This brings back memories. I worked as an engineer between 1980 and 1987. I sailed on the Pt Thompson briefly in the Puget Sound, but made many trips on the towing vessel, which looks like an Invader Class. Nice to see they put a better sealed engine room door on along with a window. I left during the nine month strike. Crowley wanted to reduce the crew size. We ran with a Captain, Mate, Second Mate, Engineer, two ABs, ordinary seaman and cook. This seemed pretty safe crewing level for a 130 foot tug pulling two four hundred foot barges. In this video it looks like our man with the camera was the engineer. He came out of the engineer’s room. He was doing the winch controls which use to be the second mate’s job. The seas could get so rough around Alaska and pulling into a harbor like this was such a relief! Ram
I was amazed to see this video on RU-vid. Both Pt. Oliktok and Pt. Thompson still look good after all these years. I was a welder working for Dakota Creek Ind. where they were built along with Pt. Barrow & Pt. Milne in 1982... I still have many pictures of them during construction, I even got to go out on Sea Trials. I welded a lot of steel together on all four of them. I wish my dad was still around to show him this as he worked for Dakota Creek Ind. for more than 30 years and was in charge of the hydraulic systems.

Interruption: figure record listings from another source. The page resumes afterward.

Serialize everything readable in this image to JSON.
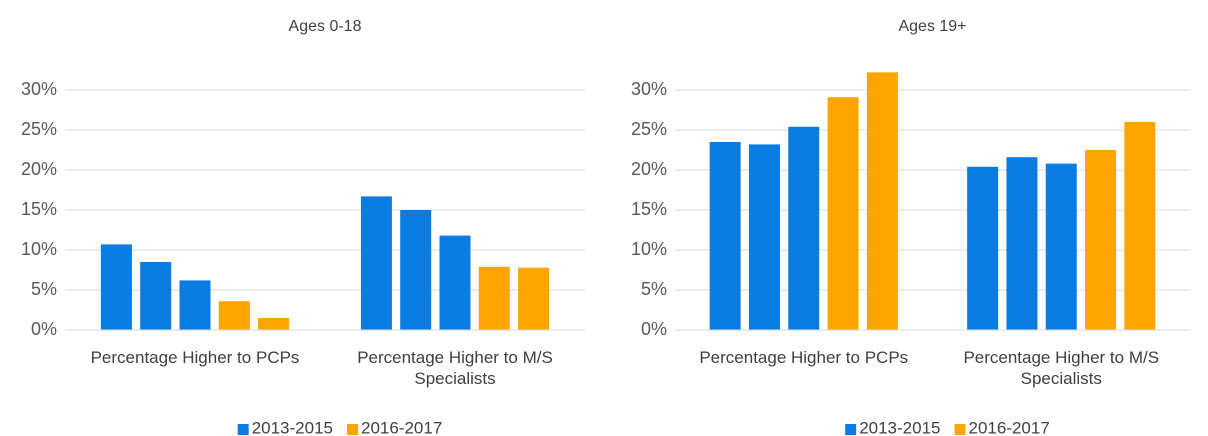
{
  "chart_data": [
    {
      "type": "bar",
      "title": "Ages 0-18",
      "categories": [
        "Percentage Higher to PCPs",
        "Percentage Higher to M/S Specialists"
      ],
      "series": [
        {
          "name": "2013-2015",
          "color": "#0a7be0",
          "values": [
            [
              10.7,
              8.5,
              6.2
            ],
            [
              16.7,
              15.0,
              11.8
            ]
          ]
        },
        {
          "name": "2016-2017",
          "color": "#ffa500",
          "values": [
            [
              3.6,
              1.5
            ],
            [
              7.9,
              7.8
            ]
          ]
        }
      ],
      "ylim": [
        0,
        30
      ],
      "yticks": [
        {
          "value": 0,
          "label": "0%"
        },
        {
          "value": 5,
          "label": "5%"
        },
        {
          "value": 10,
          "label": "10%"
        },
        {
          "value": 15,
          "label": "15%"
        },
        {
          "value": 20,
          "label": "20%"
        },
        {
          "value": 25,
          "label": "25%"
        },
        {
          "value": 30,
          "label": "30%"
        }
      ],
      "grid": true,
      "legend": "bottom"
    },
    {
      "type": "bar",
      "title": "Ages 19+",
      "categories": [
        "Percentage Higher to PCPs",
        "Percentage Higher to M/S Specialists"
      ],
      "series": [
        {
          "name": "2013-2015",
          "color": "#0a7be0",
          "values": [
            [
              23.5,
              23.2,
              25.4
            ],
            [
              20.4,
              21.6,
              20.8
            ]
          ]
        },
        {
          "name": "2016-2017",
          "color": "#ffa500",
          "values": [
            [
              29.1,
              32.2
            ],
            [
              22.5,
              26.0
            ]
          ]
        }
      ],
      "ylim": [
        0,
        30
      ],
      "yticks": [
        {
          "value": 0,
          "label": "0%"
        },
        {
          "value": 5,
          "label": "5%"
        },
        {
          "value": 10,
          "label": "10%"
        },
        {
          "value": 15,
          "label": "15%"
        },
        {
          "value": 20,
          "label": "20%"
        },
        {
          "value": 25,
          "label": "25%"
        },
        {
          "value": 30,
          "label": "30%"
        }
      ],
      "grid": true,
      "legend": "bottom"
    }
  ]
}
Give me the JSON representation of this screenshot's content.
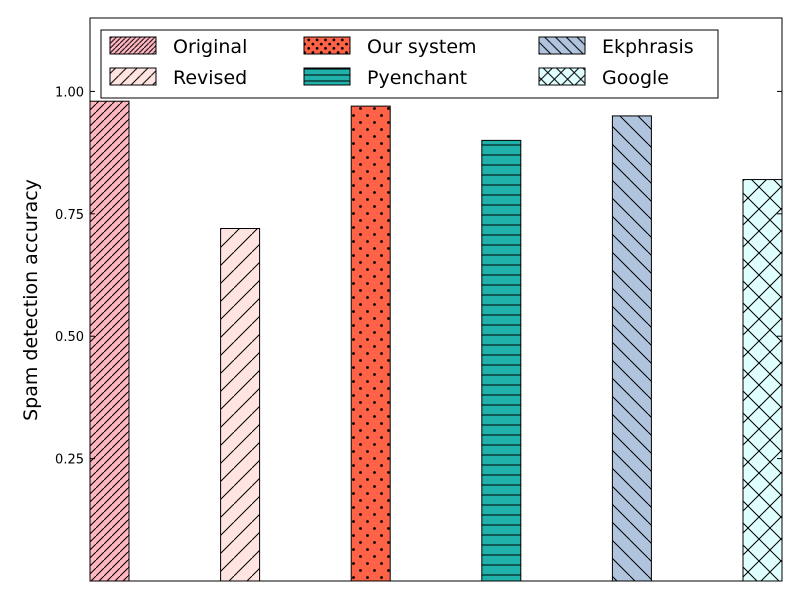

Only Crowley was constipated enough to write office rules that made it impossible to drop the tow underway and then pick it up again on the hip. Any normal tugboatman sticks a welding rod through the hole in the pin and shackle nut and bends the ends over by hand. This can be done--and undone--underweigh while shifting from the hip to the towline. Crowley insisted on doing the original hawser make-up at the dock and then using the hawser as a stern line in a sloppy on-the-hip make up until the boat and barge was out of the harbour and in deep weater. They specified using a full-sized cotter pin and splitting the ends and bending them back 'by the book.' Only way to pull that cotter pin afterwards was to cut the ends off with a cold chisel and drive it out wit a drift pin...which could not be done except while tied up to the dock. Impossible to drop the hawser on the fly and pick up the barge on the hip. Stupid. Had a Crowley single-screw tug (the old 'Daring') shit the bed (stack fire; engine dead) halfway from San Juan to Cartagena on one trip; big RoRo barge started coming down on the boat as the hawswer sank in 1000 fathoms. If the engineer hadn't got that fire extinguished and the engine running again, we'd have been crushed under the sheer 'cuz it was impossible to cut the barge loose the way it was made up. A-hole ship-captain type from the Caymans didn't have a clue how much trouble he was in till I dragged the acetylene torch set out on the towing deck so I could burn through the hawser if I had to.
Well, only tug people knew what was going on this video. nearly fell asleep watching it because no narrative came with it. Nevertheless, danger around every corner with all those massive winches and cables.